The costs all this imposes on consumers are obvious. Less obvious, but no less important, are the forgone opportunities.
Mobile apps and other smart technologies create immense scope to use taxis as a highly flexible complement to public transport, increasing infrastructure efficiency. For example, in less regulated taxi markets, demand responsive transit provides door-to-door bookable share rides, with fares far below those for conventional service.
But contrast that with what happened when Riviera Taxis last year trialled a Share a Fare service along an under-served bus route between Paynesville and Bairnsdale in country Victoria.
The service was enthusiastically welcomed by the community as well as by the bus company, which had no interest in increasing the frequency of its services; but it was shut down as breaching the state's bus and taxi regulations.
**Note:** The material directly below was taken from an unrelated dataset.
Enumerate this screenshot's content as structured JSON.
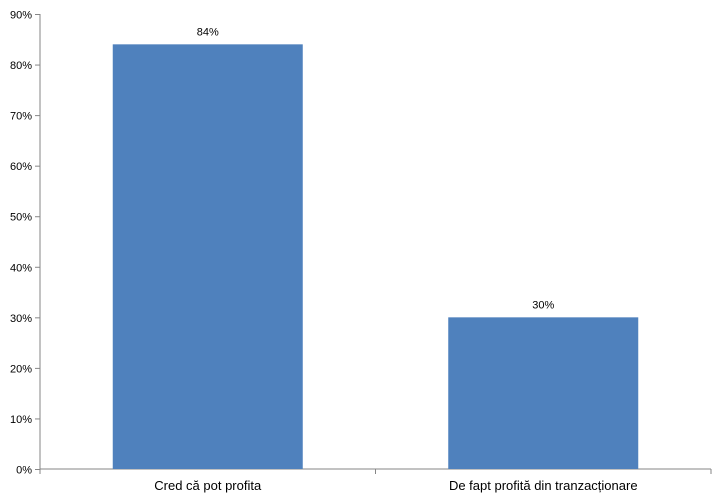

The inquiry's sweeping reforms would address those inefficiencies. They would greatly ease entry restrictions, without removing them altogether; strengthen quality regulation and introduce effective consumer protection; establish remuneration arrangements that would make this an industry worth working in; create new options for disabled consumers; curtail Cabcharge's market power; and encourage market-driven innovation in how taxi services are provided.
As one would expect from an inquiry conducted by Allan Fels and David Cousins, two of Australia's most distinguished public servants, the reform package is finely balanced. Licence values would decline by about 50 per cent, still leaving them above the competitive level; and fares would still be higher than in a fully liberalised market, in part to cover the costs of higher driver remuneration and better quality service.
Consumers would certainly benefit through materially lower fares, reduced waiting times and better motivated drivers; but in an ideal world, it would have been desirable to go even further.
The best, however, is too readily the enemy of the good, and this package would make a real difference. That is why the Victorian government is under enormous pressure to subtly scale it back, compromising, if not eliminating, the gains it would bring.
The licence owners are past champions at that game, having buried more liberalisation attempts than they have had hot dinners.
Crying hardship, they front the lobbying but the real puppet-masters are Cabcharge - whose monopoly allows it to clip the ticket on every part of the industry - and the two deep-pocketed taxi dispatch systems, one of which Cabcharge owns.
The question is whether they have at last met their match. That is the question Ted Baillieu must answer on Wednesday; all of Australia will be watching.